Cette argumentation se détruit d'elle-même. M. Schrameck explique d'emblée dans son livre que la Corse était un sujet trop important pour être laissé au seul ministre de l'Intérieur. Le suivi de la Corse, explique-t-il, relevait de l'interministérialité, c'est à dire du Premier Ministre et de son cabinet. " Le ministre de l'Intérieur ne pouvait pas être regardé comme le ministère de la Corse " . Bernard Bonnet a été nommé en Conseil des Ministre par le Président de la République sur proposition du Premier Ministre et du ministre de l'Intérieur mercredi 11 mars à la suite du lâche assassinat de Claude Erignac cinq jours plus tôt. Dans l'art de la défausse, je ne ferai pas concurrence à Olivier Schrameck. Deux préfets pressentis dès le samedi matin se sont récusés pour des raisons d'ordre personnel. Bernard Bonnet, à qui j'ai donné rendez-vous dès le dimanche matin, se déclare volontaire bien qu'il vienne d'être nommé à Colmar, poste qu'il n'avait pas encore rejoint. Il a la réputation d'un fonctionnaire très travailleur. Il connaît bien la Corse où il a été Préfet chargé de la sécurité en 1991. Paul Quilès, en 1992, l'avait nommé directeur de la police territoriale au ministère de l'Intérieur. Bref, il réunit une somme d'expériences qui semblent le qualifier. Il n'y a pas alors, dans mon souvenir ni dans celui de mon directeur de cabinet de l'époque, d'autre candidat. Je transmets tous les éléments dont je dispose au Premier Ministre et au Président de la République. Bref, la décision est collective mais j'assume pleinement ma part de responsabilité : la question alors posée était de savoir si l'Etat capitulait ou non. La suite n'a pas entièrement dépendu de moi. J'observe cependant que pour Olivier Schrameck la règle semble être que la Corse relève du Premier Ministre, sauf quand ça va mal. Ainsi, après l'affaire de la paillote où on essaye de faire porter le chapeau au ministère de l'Intérieur, alors même que le GPS ne relevait de lui en aucune manière.

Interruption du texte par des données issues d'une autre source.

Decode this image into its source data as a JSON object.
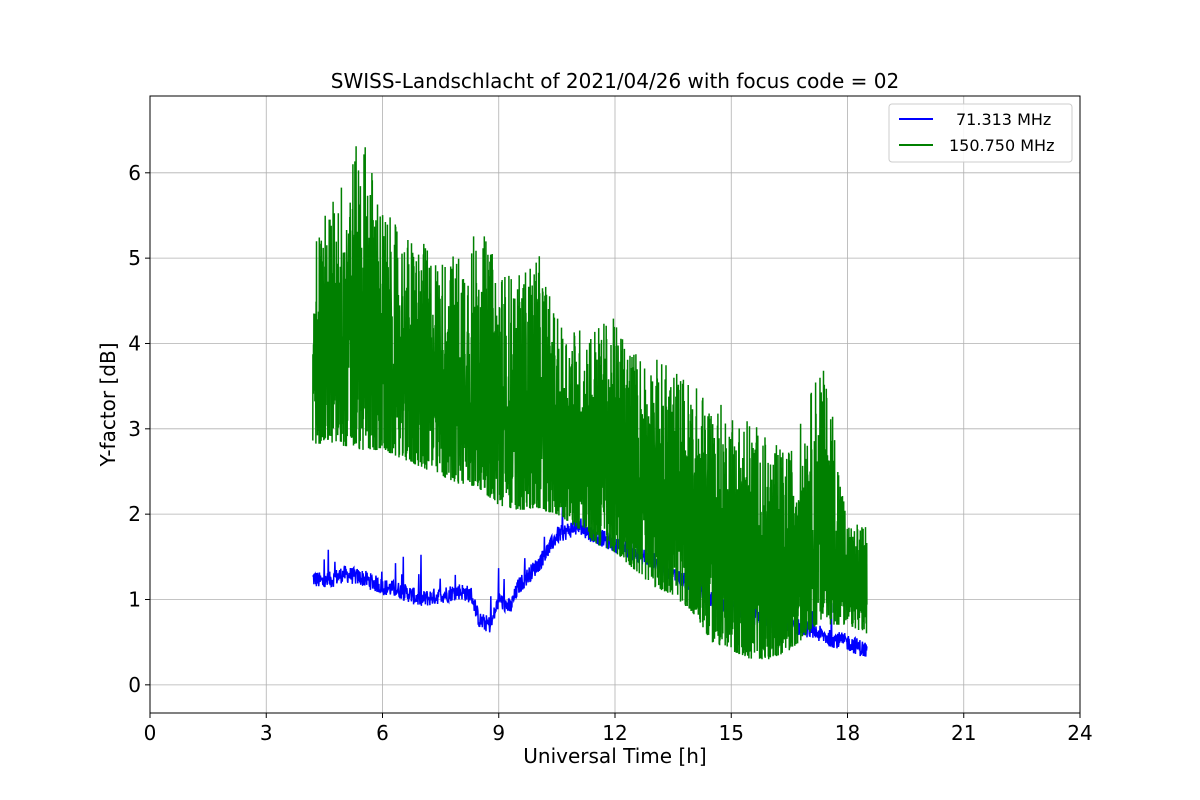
{
  "chart_data": {
    "type": "line",
    "title": "SWISS-Landschlacht of 2021/04/26 with focus code = 02",
    "xlabel": "Universal Time [h]",
    "ylabel": "Y-factor [dB]",
    "xlim": [
      0,
      24
    ],
    "ylim": [
      -0.33,
      6.9
    ],
    "xticks": [
      0,
      3,
      6,
      9,
      12,
      15,
      18,
      21,
      24
    ],
    "yticks": [
      0,
      1,
      2,
      3,
      4,
      5,
      6
    ],
    "grid": true,
    "legend_position": "top-right",
    "series": [
      {
        "name": "71.313 MHz",
        "color": "#0000ff",
        "x": [
          4.2,
          4.5,
          5.0,
          5.5,
          6.0,
          6.5,
          7.0,
          7.5,
          8.0,
          8.3,
          8.5,
          8.8,
          9.0,
          9.3,
          9.5,
          9.8,
          10.0,
          10.3,
          10.5,
          11.0,
          11.5,
          12.0,
          12.5,
          13.0,
          13.5,
          14.0,
          14.5,
          15.0,
          15.5,
          16.0,
          16.5,
          17.0,
          17.5,
          18.0,
          18.5
        ],
        "y": [
          1.25,
          1.2,
          1.3,
          1.25,
          1.15,
          1.1,
          1.0,
          1.05,
          1.1,
          1.05,
          0.75,
          0.7,
          1.0,
          0.9,
          1.15,
          1.3,
          1.4,
          1.6,
          1.75,
          1.85,
          1.75,
          1.65,
          1.55,
          1.45,
          1.3,
          1.15,
          1.0,
          0.9,
          0.8,
          0.75,
          0.7,
          0.65,
          0.55,
          0.5,
          0.4
        ]
      },
      {
        "name": "150.750 MHz",
        "color": "#008000",
        "x": [
          4.2,
          4.6,
          5.0,
          5.5,
          6.0,
          6.5,
          7.0,
          7.5,
          8.0,
          8.5,
          9.0,
          9.5,
          10.0,
          10.5,
          11.0,
          11.5,
          12.0,
          12.5,
          13.0,
          13.5,
          14.0,
          14.5,
          15.0,
          15.5,
          16.0,
          16.5,
          17.0,
          17.3,
          17.6,
          18.0,
          18.5
        ],
        "y_low": [
          2.8,
          2.85,
          2.8,
          2.75,
          2.75,
          2.65,
          2.55,
          2.45,
          2.35,
          2.3,
          2.1,
          2.05,
          2.05,
          2.0,
          1.85,
          1.65,
          1.55,
          1.35,
          1.15,
          1.05,
          0.85,
          0.5,
          0.4,
          0.3,
          0.3,
          0.4,
          0.6,
          0.75,
          0.7,
          0.7,
          0.6
        ],
        "y_high": [
          5.3,
          5.6,
          6.0,
          6.5,
          5.6,
          5.3,
          5.2,
          5.0,
          5.1,
          5.4,
          4.9,
          4.8,
          5.1,
          4.3,
          4.2,
          4.25,
          4.3,
          3.95,
          3.85,
          3.75,
          3.55,
          3.35,
          3.25,
          3.15,
          2.85,
          2.75,
          3.35,
          3.85,
          3.3,
          1.9,
          1.9
        ]
      }
    ]
  }
}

11. Vous avez toujours soutenu le préfet Bonnet. Pourquoi ?
Je défends la présomption d'innocence. Je ne défends pas Bernard Bonnet. Nous ne savons pas encore tout de cette affaire. L'abandon, par les gendarmes, de tant d'indices sur la plage est bizarre. Quoiqu'il en soit, l'affaire des paillotes, comme l'a dit très justement Lionel Jospin, était et aurait du rester une " affaire de l'Etat et pas une affaire d'Etat ". Elle ne justifiait pas un virage à 180° de la politique gouvernementale en Corse et l'abandon de la politique de rétablissement de l'Etat de droit. En réalité, elle a été démesurément gonflée et surmédiatisée par tous ceux, très nombreux, qui ne voulaient pas du " sursaut républicain " auquel appelait pourtant le rapport Glavany voté à l'unanimité de l'Assemblée Nationale quelques mois plus tôt. Mais devant l'enlisement du processus de Matignon, ce " sursaut républicain " reste plus que jamais nécessaire.